Les membres de la fraternité Saint-Pie-X n’ont aucun pouvoir particulier, les évêques qui en sont membres ne sont pas du corps épiscopal de l’Église catholique : jamais un souverain Pontife ne les y a agrégés, ni directement (par mandat pontifical) ni indirectement par le truchement des lois en vigueur dans la cooptation de l’épiscopat. Et donc le passage par la case fraterniténe modifie en rien la situation d’un prêtre venant du schisme.

Ce qu’il faut bien comprendre, c’est qu’il n’y pas qu’une irrégularité à lever (c’est déjà beaucoup !) : il y a une légitimité fondamentale à assurer.

Selon la constitution même de l’Église et selon son droit, l’admission au ministère sacerdotal relève d’un évêque, d’un véritable évêque catholique successeur des Apôtres par son appartenance au corps épiscopal.

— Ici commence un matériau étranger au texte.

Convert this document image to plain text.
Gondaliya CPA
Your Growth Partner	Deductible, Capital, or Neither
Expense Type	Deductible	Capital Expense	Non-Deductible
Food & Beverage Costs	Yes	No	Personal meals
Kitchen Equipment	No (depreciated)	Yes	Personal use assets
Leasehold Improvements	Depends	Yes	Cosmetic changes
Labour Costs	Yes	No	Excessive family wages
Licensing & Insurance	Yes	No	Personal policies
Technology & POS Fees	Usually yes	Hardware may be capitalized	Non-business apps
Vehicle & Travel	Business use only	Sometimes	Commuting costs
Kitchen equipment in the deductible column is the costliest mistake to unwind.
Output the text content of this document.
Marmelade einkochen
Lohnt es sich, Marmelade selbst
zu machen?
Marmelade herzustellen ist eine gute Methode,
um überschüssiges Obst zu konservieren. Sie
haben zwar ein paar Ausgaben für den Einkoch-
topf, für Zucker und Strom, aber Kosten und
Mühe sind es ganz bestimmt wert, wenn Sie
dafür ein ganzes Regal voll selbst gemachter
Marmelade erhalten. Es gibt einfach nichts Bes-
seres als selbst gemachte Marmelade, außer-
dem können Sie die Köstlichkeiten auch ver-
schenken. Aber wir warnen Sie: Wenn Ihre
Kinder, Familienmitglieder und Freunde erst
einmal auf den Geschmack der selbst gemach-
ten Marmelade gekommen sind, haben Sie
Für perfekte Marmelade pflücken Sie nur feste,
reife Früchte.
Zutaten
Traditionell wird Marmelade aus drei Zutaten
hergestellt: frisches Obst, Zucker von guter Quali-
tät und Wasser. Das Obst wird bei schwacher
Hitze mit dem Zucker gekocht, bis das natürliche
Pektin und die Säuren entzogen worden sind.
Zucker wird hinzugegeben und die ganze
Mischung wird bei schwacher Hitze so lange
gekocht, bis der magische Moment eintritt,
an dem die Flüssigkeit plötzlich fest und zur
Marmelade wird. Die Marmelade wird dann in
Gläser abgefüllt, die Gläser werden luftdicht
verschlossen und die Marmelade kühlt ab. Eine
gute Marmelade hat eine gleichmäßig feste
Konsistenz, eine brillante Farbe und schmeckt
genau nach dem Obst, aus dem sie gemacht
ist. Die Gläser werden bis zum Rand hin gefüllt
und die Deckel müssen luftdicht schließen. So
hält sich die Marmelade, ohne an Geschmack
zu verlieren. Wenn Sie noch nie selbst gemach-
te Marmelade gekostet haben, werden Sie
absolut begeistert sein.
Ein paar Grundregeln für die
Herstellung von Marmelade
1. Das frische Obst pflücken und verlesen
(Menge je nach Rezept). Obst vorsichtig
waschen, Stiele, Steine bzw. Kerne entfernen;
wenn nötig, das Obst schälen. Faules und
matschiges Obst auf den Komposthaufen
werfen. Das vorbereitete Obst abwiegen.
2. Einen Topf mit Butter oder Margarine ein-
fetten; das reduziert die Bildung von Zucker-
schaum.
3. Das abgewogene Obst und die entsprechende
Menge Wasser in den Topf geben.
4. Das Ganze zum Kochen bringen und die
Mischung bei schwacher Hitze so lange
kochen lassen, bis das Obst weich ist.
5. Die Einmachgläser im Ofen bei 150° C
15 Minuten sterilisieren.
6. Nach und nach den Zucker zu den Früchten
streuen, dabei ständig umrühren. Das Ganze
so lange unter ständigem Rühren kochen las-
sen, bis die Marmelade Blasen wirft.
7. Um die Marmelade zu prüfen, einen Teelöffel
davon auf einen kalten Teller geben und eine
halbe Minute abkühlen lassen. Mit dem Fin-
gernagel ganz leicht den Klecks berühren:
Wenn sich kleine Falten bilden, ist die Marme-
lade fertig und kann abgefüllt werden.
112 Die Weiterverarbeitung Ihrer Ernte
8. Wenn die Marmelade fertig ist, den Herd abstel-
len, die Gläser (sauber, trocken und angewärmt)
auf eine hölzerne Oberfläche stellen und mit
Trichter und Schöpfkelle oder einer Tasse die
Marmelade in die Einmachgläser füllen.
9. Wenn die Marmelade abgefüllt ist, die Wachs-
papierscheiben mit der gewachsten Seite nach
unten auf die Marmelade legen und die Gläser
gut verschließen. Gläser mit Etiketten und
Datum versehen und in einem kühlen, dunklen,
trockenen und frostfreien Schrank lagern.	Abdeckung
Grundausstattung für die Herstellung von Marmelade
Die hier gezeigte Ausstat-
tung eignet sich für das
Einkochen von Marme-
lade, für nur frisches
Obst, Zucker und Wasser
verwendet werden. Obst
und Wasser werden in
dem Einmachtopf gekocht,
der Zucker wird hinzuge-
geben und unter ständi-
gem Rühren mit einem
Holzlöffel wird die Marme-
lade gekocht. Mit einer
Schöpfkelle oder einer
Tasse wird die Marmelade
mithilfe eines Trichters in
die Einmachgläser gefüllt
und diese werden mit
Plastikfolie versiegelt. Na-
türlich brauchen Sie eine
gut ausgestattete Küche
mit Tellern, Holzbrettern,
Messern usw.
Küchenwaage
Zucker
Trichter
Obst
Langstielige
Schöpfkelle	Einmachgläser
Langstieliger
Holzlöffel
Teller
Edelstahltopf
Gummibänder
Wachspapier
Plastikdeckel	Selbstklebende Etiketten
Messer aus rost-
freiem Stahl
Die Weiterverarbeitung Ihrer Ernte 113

« En dehors d’une commission reçue de l’Église catholique, l’administration des sacrements est illicite et sacrilège. […] L’autorité pour dispenser les sacrements vient tout entière de la mission donnée aux Apôtres. […] La mission apostolique ne se trouve que dans l’Église catholique… Bien qu’il soit possible, de fait, de dispenser les biens d’un autre sans avoir reçu de lui une mission à cet effet, rien n’est plus sûr que le fait que personne ne dispense légitimement ce qui appartient à un autre si ce n’est par son mandat. Or, les sacrements sont le bien du Christ. Donc ils ne sont légitimement dispensés que par ceux qui ont une mission de la part du Christ, c’est-à-dire par ceux auxquels découle la mission apostolique » (Cardinal Billot, de Sacramentis, tome 1, thèse xvi).

De plus, pour que soit admis un prêtre venant du schisme, les Papes se sont réservé l’examen et la résolution du cas. En raison de la gravité – tant doctrinale que sacramentelle – de l’enjeu, ils n’ont pas laissé aux évêques d’en décider (ce qui aurait été possible au vu de la mission épiscopale).

  Oui mais, vous la ramenez toujours avec le droit canon et compagnie. Vous ne vous apercevez donc pas qu’il y a nécessité, urgence, besoin des âmes ? Votre juridisme va à l’encontre du bien même de l’Église, il n’est donc pas de mise !

  Comme il vient d’être expliqué, il y a bien plus qu’une loi en jeu : il y a l’ordre des choses qui s’enracine dans la constitution même de l’Église telle que Jésus-Christ l’a institué. Le cardinal Billot ne vous a pas caché la gravité de l’affaire.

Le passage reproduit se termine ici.